Note: This piece is a Japanator Feature.
Is there any one of us who looks back at life and wished we could have done something different?
Most of us realize this is a futile way of thinking and move on. But if we had incredible angst and the ability to time travel, our lives might look a bit like The Tatami Galaxy, noitaminA’s Spring 2010 anime series.
The story stars a college student who is never named, (perhaps so the viewer can more easily relate to him,) who is constantly searching for the ideal college experience, as he puts it: “that rose colored campus life.” However, each path he takes and each club he joins leads to an ultimately negative experience. However, the one bit of luck that our protagonist has come across is the ability to press CTRL+Z on the entire experience and begin again from his first day of college. He does this no less than nine times in an effort to find happiness at college.
But even by attempt number two, our protagonist is falling into the same patterns.

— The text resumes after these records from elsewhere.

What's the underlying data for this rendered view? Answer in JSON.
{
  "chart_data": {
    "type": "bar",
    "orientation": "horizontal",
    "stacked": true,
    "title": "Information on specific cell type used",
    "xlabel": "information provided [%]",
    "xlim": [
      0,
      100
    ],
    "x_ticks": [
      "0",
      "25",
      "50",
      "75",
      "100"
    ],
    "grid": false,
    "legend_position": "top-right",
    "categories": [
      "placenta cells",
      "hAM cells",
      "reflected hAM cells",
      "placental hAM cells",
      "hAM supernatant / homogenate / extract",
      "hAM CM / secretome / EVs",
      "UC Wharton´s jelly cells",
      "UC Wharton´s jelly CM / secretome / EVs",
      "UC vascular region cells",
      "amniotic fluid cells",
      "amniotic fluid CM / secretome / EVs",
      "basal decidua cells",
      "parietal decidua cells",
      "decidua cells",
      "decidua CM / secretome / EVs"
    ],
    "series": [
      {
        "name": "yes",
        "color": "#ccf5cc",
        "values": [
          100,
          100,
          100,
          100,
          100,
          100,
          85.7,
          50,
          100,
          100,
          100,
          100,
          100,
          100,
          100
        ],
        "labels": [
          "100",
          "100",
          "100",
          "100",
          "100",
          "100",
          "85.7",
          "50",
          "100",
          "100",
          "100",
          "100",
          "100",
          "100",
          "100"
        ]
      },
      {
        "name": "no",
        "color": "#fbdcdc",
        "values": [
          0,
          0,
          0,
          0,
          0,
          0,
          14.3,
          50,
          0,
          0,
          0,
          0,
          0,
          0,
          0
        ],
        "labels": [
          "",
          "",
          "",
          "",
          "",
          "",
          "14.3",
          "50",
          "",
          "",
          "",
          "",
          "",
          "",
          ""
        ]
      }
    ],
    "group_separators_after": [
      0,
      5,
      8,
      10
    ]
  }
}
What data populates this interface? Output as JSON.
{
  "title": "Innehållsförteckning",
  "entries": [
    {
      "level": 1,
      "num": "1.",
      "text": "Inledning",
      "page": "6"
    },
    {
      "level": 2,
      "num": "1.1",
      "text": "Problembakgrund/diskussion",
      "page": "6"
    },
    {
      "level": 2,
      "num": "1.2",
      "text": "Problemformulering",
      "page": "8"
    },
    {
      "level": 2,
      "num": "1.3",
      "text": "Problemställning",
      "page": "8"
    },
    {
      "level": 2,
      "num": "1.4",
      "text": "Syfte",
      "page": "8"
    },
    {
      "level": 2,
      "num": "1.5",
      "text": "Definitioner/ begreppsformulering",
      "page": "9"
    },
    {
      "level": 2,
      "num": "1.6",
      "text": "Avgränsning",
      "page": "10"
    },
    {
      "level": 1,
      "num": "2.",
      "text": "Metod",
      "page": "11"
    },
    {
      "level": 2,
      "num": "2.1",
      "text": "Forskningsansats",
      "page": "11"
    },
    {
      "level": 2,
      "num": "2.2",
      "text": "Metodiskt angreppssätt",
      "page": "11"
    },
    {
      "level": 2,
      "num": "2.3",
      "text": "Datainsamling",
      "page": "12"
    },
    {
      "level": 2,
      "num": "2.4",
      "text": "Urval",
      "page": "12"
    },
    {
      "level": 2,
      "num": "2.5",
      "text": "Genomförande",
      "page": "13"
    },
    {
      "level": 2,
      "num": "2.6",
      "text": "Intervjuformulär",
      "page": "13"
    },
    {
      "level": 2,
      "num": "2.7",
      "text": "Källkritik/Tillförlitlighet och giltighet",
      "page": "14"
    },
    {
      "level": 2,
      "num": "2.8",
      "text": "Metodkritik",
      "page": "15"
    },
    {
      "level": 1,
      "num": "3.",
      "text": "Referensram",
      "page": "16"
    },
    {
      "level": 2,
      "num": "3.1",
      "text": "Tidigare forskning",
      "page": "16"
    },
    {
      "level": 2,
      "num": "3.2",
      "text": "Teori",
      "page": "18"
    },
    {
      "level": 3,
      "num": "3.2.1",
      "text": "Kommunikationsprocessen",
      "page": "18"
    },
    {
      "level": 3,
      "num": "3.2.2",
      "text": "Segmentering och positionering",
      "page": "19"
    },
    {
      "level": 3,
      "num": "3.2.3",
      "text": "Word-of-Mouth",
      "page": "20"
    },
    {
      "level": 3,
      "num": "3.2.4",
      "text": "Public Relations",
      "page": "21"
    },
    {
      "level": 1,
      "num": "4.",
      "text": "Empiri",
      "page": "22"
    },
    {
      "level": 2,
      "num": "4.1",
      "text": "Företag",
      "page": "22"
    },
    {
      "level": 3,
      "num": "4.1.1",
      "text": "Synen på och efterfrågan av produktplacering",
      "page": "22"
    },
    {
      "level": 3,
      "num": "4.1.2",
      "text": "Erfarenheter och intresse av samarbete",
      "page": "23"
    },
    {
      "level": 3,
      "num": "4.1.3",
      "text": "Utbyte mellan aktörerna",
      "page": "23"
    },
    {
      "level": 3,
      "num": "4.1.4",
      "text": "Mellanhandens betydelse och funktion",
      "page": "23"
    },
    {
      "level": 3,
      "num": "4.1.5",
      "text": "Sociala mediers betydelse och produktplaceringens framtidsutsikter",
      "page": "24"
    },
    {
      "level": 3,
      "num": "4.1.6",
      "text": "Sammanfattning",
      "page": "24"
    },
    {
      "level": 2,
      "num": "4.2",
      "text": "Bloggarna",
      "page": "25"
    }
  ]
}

He’s always encountering the same people, facing the same problems, and living in the same 5-tatami-mat room.
As I watched the protagonist hopelessly alter time without changing himself, I began to realize that he was having a quarter-life crisis.
Before the recession, identity crises were for the middle-aged and called “Mid-Life Crises.” But in an economic environment which is forcing graduates like myself to dwell in a sort of limbo as we hunt for jobs, these struggles are occurring far earlier. Between school and a career, the present fades away as we contemplate the past and idealize the future. What could I have done better so that I would have a job right now? Where will I be in five years? What paths should I be walking right now to succeed, and how many?
This phenomenon has popularized psychologist Jeffrey Arnett’s idea of Emerging Adulthood, a proposed new life stage that takes place in the twenties:
“Having left the dependency of childhood and adolescence, and having not yet entered the enduring responsibilities that are normative in adulthood, emerging adults often explore a variety of possible life directions in love, work, and worldviews.”
Sounds a lot like a quarter-life crisis — and the plot of Tatami Galaxy — to me. The protagonist might be a bit younger, but his story consists entirely of exploring different paths to achieve the life he wants. However, even with the ability to travel through time and try again, he’s not able to succeed until he realizes, as Arnett believes, that emerging adulthood is an internal struggle:
Just as adolescence has its particular psychological profile, Arnett says, so does emerging adulthood: identity exploration, instability, self-focus, feeling in-between and a rather poetic characteristic he calls “a sense of possibilities.” A few of these, especially identity exploration, are part of adolescence too, but they take on new depth and urgency in the 20s. (via The NYTimes.)
Parallel to Arnett’s beliefs, the protagonist comes to realize that it’s not our surroundings that decide our fates — this comes from within ourselves. We will be stuck repeating the same patterns over and over in our exterior lives until we find it within ourselves to change our behaviors and beliefs.
The Tatami Galaxy is a lesson about being present. By rewinding time, the protagonist is essentially dwelling on past events and hypothetical desires. When he realizes that “now” is the only time that exists, he’s able to move on. The story can only conclude when the protagonist realizes that he is the cause and sum of all his experiences — and accepts it.